Faro-Bonavita-2010,calice

Faro Bonavita 2010, calice

Rosso rubino delicatamente traspatente, al naso è subito complesso e ampio, con una prevalenza in apertura di piccoli frutti rossi, prugna fresca, fiori di tiglio, seguiti da sottili note di liquirizia, cuoio, torba.

Al palato si espande, ha una tannicità giovanilmente intensa ma mai ruvida o fastidiosa, una buona acidità. In retrolfazione ritornano sia le note fruttate che quelle più austere di sottobosco e cuoio, con una lunga e piacevolissima persistenza.

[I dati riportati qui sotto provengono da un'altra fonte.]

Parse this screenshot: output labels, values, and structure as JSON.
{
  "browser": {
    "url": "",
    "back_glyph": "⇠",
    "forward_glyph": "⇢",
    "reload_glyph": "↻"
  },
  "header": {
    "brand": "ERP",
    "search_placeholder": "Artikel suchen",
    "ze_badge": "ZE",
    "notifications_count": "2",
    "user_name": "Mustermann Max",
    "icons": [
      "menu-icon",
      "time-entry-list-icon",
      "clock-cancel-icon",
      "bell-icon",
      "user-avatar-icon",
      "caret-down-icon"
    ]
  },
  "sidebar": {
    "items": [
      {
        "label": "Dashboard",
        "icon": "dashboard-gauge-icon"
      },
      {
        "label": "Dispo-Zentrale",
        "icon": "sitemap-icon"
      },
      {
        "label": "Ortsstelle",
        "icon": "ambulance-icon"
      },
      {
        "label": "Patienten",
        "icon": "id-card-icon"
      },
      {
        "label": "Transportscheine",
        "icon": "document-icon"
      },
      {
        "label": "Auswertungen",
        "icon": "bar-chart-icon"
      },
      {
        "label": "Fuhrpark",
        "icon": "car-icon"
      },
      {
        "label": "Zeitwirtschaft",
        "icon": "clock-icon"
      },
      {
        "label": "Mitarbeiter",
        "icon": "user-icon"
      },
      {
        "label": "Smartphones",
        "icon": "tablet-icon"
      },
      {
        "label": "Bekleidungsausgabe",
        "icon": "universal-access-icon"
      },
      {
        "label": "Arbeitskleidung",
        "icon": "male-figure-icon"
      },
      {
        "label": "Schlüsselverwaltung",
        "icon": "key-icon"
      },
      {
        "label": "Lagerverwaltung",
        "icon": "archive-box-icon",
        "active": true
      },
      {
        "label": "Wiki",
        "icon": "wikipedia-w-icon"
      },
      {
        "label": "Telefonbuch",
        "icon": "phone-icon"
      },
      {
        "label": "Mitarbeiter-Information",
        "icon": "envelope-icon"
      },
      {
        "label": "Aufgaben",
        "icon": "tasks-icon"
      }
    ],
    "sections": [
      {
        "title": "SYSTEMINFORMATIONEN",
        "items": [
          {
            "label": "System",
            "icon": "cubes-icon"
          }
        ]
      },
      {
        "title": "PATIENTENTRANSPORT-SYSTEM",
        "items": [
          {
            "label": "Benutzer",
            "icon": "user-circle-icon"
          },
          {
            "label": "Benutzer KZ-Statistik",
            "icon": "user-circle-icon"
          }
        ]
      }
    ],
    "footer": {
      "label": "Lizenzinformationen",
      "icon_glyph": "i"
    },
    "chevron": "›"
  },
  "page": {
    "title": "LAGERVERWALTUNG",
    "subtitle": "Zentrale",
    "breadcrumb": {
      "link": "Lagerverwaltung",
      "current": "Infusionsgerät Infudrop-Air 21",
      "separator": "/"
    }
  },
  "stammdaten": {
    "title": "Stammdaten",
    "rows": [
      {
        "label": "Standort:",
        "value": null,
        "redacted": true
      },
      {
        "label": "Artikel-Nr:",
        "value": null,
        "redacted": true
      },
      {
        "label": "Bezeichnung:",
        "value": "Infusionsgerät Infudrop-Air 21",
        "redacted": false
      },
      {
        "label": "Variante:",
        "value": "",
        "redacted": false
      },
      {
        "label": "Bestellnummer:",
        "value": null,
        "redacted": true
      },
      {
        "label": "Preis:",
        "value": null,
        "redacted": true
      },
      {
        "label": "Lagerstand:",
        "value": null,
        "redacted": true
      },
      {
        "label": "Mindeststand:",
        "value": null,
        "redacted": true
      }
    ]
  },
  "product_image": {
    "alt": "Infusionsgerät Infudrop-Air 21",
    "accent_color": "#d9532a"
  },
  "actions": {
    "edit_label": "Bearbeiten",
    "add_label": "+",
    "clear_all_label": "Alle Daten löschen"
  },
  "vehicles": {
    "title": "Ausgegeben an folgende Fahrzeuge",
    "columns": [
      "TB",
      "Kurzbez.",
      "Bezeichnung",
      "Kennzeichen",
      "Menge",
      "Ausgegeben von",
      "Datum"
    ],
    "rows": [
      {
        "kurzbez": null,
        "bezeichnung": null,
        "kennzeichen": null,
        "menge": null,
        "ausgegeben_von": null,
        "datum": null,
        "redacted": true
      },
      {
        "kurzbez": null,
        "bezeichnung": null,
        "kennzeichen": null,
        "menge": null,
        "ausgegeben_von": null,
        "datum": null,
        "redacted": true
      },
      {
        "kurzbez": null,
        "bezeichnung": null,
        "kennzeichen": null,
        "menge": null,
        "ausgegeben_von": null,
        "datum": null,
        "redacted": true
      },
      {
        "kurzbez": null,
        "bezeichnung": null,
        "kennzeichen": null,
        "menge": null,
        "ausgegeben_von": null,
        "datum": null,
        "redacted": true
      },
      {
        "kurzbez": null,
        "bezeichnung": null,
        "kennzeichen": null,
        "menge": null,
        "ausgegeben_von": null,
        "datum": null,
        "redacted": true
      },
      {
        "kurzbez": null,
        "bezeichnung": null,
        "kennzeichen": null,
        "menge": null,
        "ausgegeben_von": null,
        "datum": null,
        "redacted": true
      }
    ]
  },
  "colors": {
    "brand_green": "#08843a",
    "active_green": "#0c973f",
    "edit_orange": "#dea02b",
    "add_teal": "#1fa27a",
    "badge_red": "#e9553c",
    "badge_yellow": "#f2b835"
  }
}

Giovanni Scarfone, il creatore di questa piccola perla, coltiva appena 2 ettari di vigneti (Nerello Mascalese in prevalenza, Nocera e Nerello Mantellato) all’incrocio di due mari, il Tirreno e lo Jonio, con una splendida vista sullo stretto e sull’Aspromonte Calabro.

Giovanni_Scarfone_faro_bonavita_Vigne

Vigne

Vigne curatissime, accudite da Giovanni e dalla sua famiglia con metodi tradizionali che bandiscono agrofarmaci e fertilizzanti di sintesi.

L’uva viene raccolta manualmente e vinificata naturalmente nella piccola cantina aziendale. Il risultato è di poche migliaia di bottiglie di questo prezioso nettare, uno dei migliori rossi del sud Italia. Ne sono state prodotte sette annate, dal 2006 ad oggi.

 

Azienda agricola Bonavita
C.da Corso – Faro Superiore
98158 Messina
tel. +39 090.2932106 / +39 090.389271
cell. 347.1754683
bonavitafaro@gmail.com
http://www.bonavitafaro.it

 

One thought on “La apro o non la apro? La apro… Bonavita 2010

  1. luisa li mandri

    Ho conosciuto Il faro di Bonavita in un ristorante di Viareggio durante una degustazione tra sommelier professionisti. Trovo stupefacente che un territorio come quello messinese possa dare vini così importanti e di spessore. Altri vini della stessa denominazione Faro non mi sono mai piaciuti eccessivamente, trovandoli a volte più simili a vini di altre denominazioni. Questo invece è molto tipico e forse assomiglia si a alcuni tipi di barolo. Complimenti.